Do you assume that it working means official support? I had been under the impression that RDNA had unofficial ROCm support.
https://rocm.docs.amd.com/projects/install-on-linux/en/lates...

Looks like on Linux the only GPUs which are currently officially supported are the 7900 series.

https://rocm.docs.amd.com/projects/install-on-windows/en/lat...

On Windows the official support covers most (all?) of the discrete desktop 7000 and 6000 series.

Thanks for the clarification.
On Linux, there is official support for a few Navi 21 (gfx1030), Navi 31 (gfx1100) and Navi 32 (gfx1101) cards [1]. As you mention, in practice, there's also quite a few cards that work but are not officially supported.

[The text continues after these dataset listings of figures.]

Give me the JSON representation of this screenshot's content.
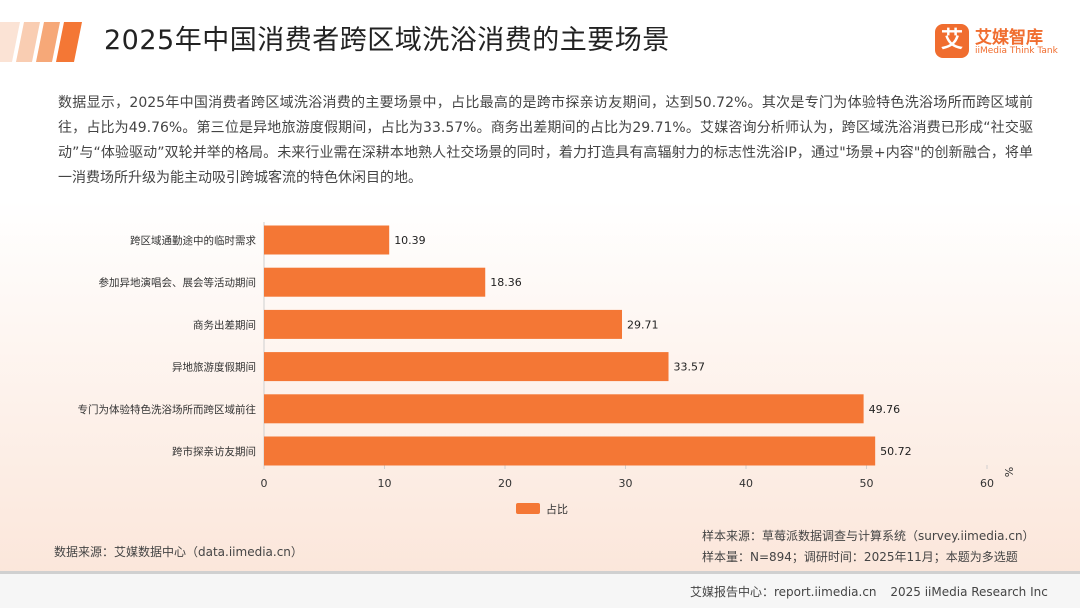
{
  "header": {
    "title": "2025年中国消费者跨区域洗浴消费的主要场景",
    "logo_mark": "艾",
    "logo_name": "艾媒智库",
    "logo_sub": "iiMedia Think Tank"
  },
  "description": "数据显示，2025年中国消费者跨区域洗浴消费的主要场景中，占比最高的是跨市探亲访友期间，达到50.72%。其次是专门为体验特色洗浴场所而跨区域前往，占比为49.76%。第三位是异地旅游度假期间，占比为33.57%。商务出差期间的占比为29.71%。艾媒咨询分析师认为，跨区域洗浴消费已形成“社交驱动”与“体验驱动”双轮并举的格局。未来行业需在深耕本地熟人社交场景的同时，着力打造具有高辐射力的标志性洗浴IP，通过\"场景+内容\"的创新融合，将单一消费场所升级为能主动吸引跨城客流的特色休闲目的地。",
  "chart_data": {
    "type": "bar",
    "orientation": "horizontal",
    "categories": [
      "跨区域通勤途中的临时需求",
      "参加异地演唱会、展会等活动期间",
      "商务出差期间",
      "异地旅游度假期间",
      "专门为体验特色洗浴场所而跨区域前往",
      "跨市探亲访友期间"
    ],
    "series": [
      {
        "name": "占比",
        "values": [
          10.39,
          18.36,
          29.71,
          33.57,
          49.76,
          50.72
        ]
      }
    ],
    "value_labels": [
      "10.39",
      "18.36",
      "29.71",
      "33.57",
      "49.76",
      "50.72"
    ],
    "xlim": [
      0,
      60
    ],
    "xticks": [
      0,
      10,
      20,
      30,
      40,
      50,
      60
    ],
    "xtick_labels": [
      "0",
      "10",
      "20",
      "30",
      "40",
      "50",
      "60"
    ],
    "xlabel": "%",
    "bar_color": "#f47735",
    "legend": "bottom-center"
  },
  "legend": {
    "label": "占比"
  },
  "footnotes": {
    "data_source": "数据来源：艾媒数据中心（data.iimedia.cn）",
    "sample_source": "样本来源：草莓派数据调查与计算系统（survey.iimedia.cn）",
    "sample_size": "样本量：N=894；调研时间：2025年11月；本题为多选题"
  },
  "footer": {
    "report_center": "艾媒报告中心：report.iimedia.cn",
    "copyright": "2025 iiMedia Research Inc"
  }
}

[1]: https://rocm.docs.amd.com/projects/install-on-linux/en/docs-...

Thanks for the link. Those are the professional cards. For consumer cards, the only supported models on Linux are the 7900 series and Radeon VII according to that. Interestingly, all of the supported cards aside from Radeon VII have 24GB of RAM or more as if high VRAM were a prerequisite for support.

Seeing this, I am not surprised I misremembered the state of RDNA support in ROCm. The support matrix it pitiful compared to Nvidia’s CUDA support matrix.

The official support list is anemic, but in practice, any RDNA 2 or RDNA 3 GPUs will either work out of the box or can be made to work without much difficulty.

Debian has a particularly good compatibility story. Its ROCm packages carry patches to work on all discrete Vega, RDNA 1, RDNA 2 and RDNA 3 GPUs. That's not official support, but it is tested.

I've been using my 6750XT with rocm ever since I picked it up ~2 years ago. Idk if it's "officially" supported but it's works with SD and LLMs just by setting an environment variable.
My 6900 XT has had pretty good support in everything I've tried.
But it didn't launch with AMD support, it is support now.